How can you get gcc to fully vectorize this sqrt loop?

If I take this code

#include <cmath>

void compute_sqrt(const double* x, double* y, int n) {
  int i;
#pragma omp simd linear(i)
  for (i=0; i<n; ++i) {
    y[i] = std::sqrt(x[i]);
  }
}

and compile with g++ -S -c -O3 -fopenmp-simd -march=cascadelake, then I get instructions like this in the loop (compiler-explorer)

...
  vsqrtsd %xmm0, %xmm0, %xmm0
...

XMMs are 128 bit registers but cascadelake supports avx-512. Is there a way to get gcc to use 256 (YMM) or 512 bit (ZMM) registers?

By comparison, ICC defaults to use 256 registers for cascadelake: Compiling with icc -c -S -O3 -march=cascadelake -qopenmp-simd produces (compiler-explorer)

...
  vsqrtpd 32(%rdi,%r9,8), %ymm1 #7.12
...

and you can add the option -qopt-zmm-usage=high to use 512-bit registers (compiler-explorer)

...
  vrsqrt14pd %zmm4, %zmm1 #7.12
...

Solution

XMMs are 128 bit registers

It's worse than that, vsqrtsd is not even a vector operation, as indicated by the sd on the end (scalar, double precision). XMM registers are also used by scalar floating point operations like that, but only the low 64 or 32 bits of the register contain useful data, the rest is zeroed out.

The missing options are -fno-math-errno (this flag is also implied by -ffast-math, which has additional effects) and (optionally) -mprefer-vector-width=512.
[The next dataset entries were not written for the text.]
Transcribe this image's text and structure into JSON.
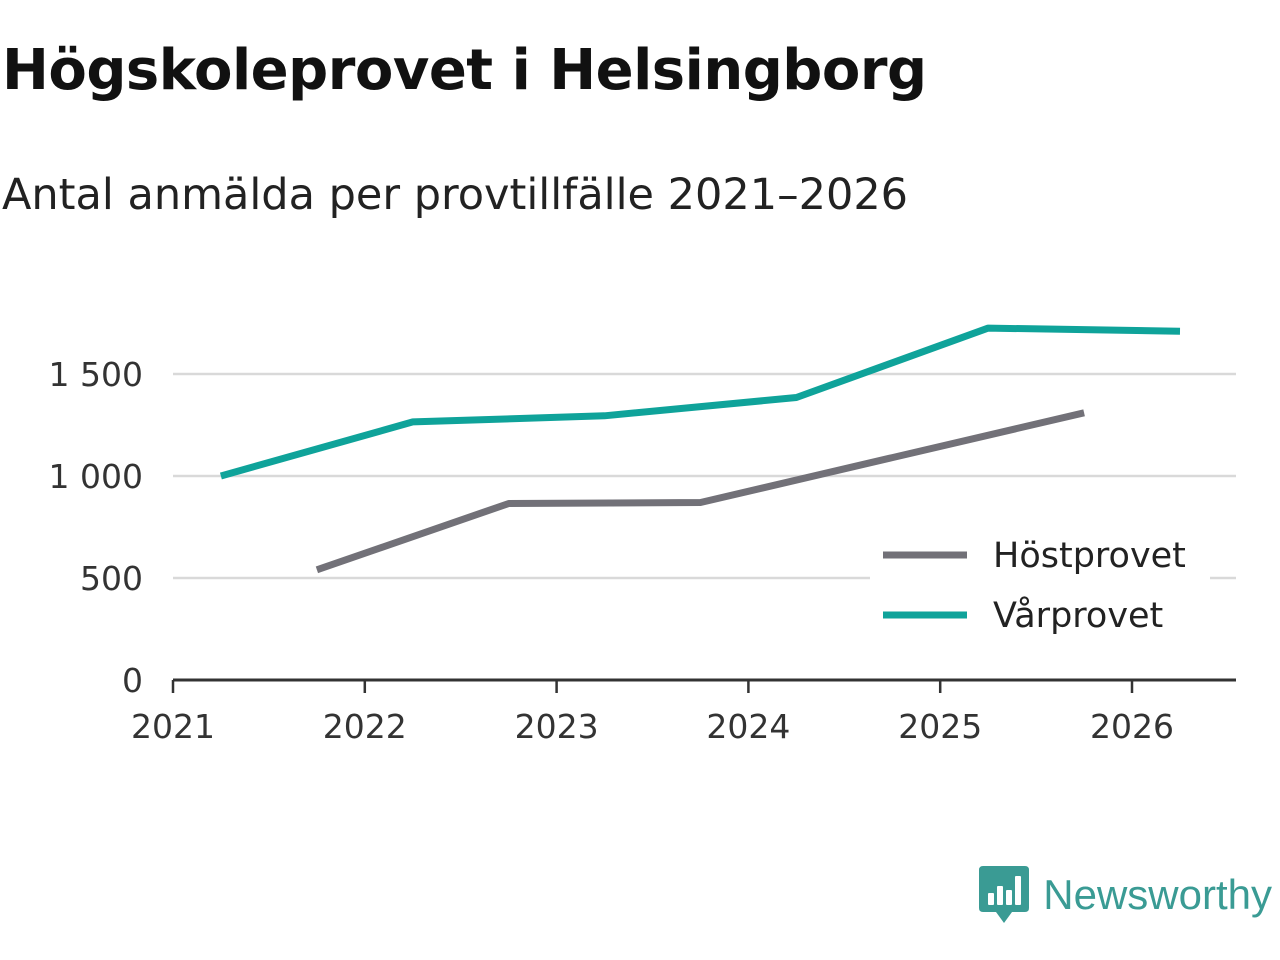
{
  "colors": {
    "brand": "#3a9b94",
    "hostprovet": "#727178",
    "varprovet": "#0fa39a",
    "grid": "#d9d9d9",
    "axis": "#333333"
  },
  "brand": {
    "name": "Newsworthy",
    "icon": "bar-chart-speech-bubble-icon"
  },
  "chart_data": {
    "type": "line",
    "title": "Högskoleprovet i Helsingborg",
    "subtitle": "Antal anmälda per provtillfälle 2021–2026",
    "xlabel": "",
    "ylabel": "",
    "xlim": [
      2021,
      2026.55
    ],
    "ylim": [
      0,
      1800
    ],
    "grid": true,
    "legend_position": "bottom-right",
    "x_ticks": [
      {
        "value": 2021,
        "label": "2021"
      },
      {
        "value": 2022,
        "label": "2022"
      },
      {
        "value": 2023,
        "label": "2023"
      },
      {
        "value": 2024,
        "label": "2024"
      },
      {
        "value": 2025,
        "label": "2025"
      },
      {
        "value": 2026,
        "label": "2026"
      }
    ],
    "y_ticks": [
      {
        "value": 0,
        "label": "0"
      },
      {
        "value": 500,
        "label": "500"
      },
      {
        "value": 1000,
        "label": "1 000"
      },
      {
        "value": 1500,
        "label": "1 500"
      }
    ],
    "series": [
      {
        "name": "Höstprovet",
        "color_key": "hostprovet",
        "points": [
          {
            "x": 2021.75,
            "y": 540
          },
          {
            "x": 2022.75,
            "y": 865
          },
          {
            "x": 2023.75,
            "y": 870
          },
          {
            "x": 2024.75,
            "y": 1090
          },
          {
            "x": 2025.75,
            "y": 1310
          }
        ]
      },
      {
        "name": "Vårprovet",
        "color_key": "varprovet",
        "points": [
          {
            "x": 2021.25,
            "y": 1000
          },
          {
            "x": 2022.25,
            "y": 1265
          },
          {
            "x": 2023.25,
            "y": 1295
          },
          {
            "x": 2024.25,
            "y": 1385
          },
          {
            "x": 2025.25,
            "y": 1725
          },
          {
            "x": 2026.25,
            "y": 1710
          }
        ]
      }
    ]
  }
}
-fno-math-errno turns off setting errno for math operations, in particular for square roots this means a negative input results in NaN without setting errno to EDOM. ICC apparently does not care about that by default.

-mprefer-vector-width=512 makes autovectorization prefer 512bit operations when they make sense. By default, 256bit operations are preferred, at least for cascadelake and skylake-avx512 and other current processors, it probably won't stay that way for all future processors.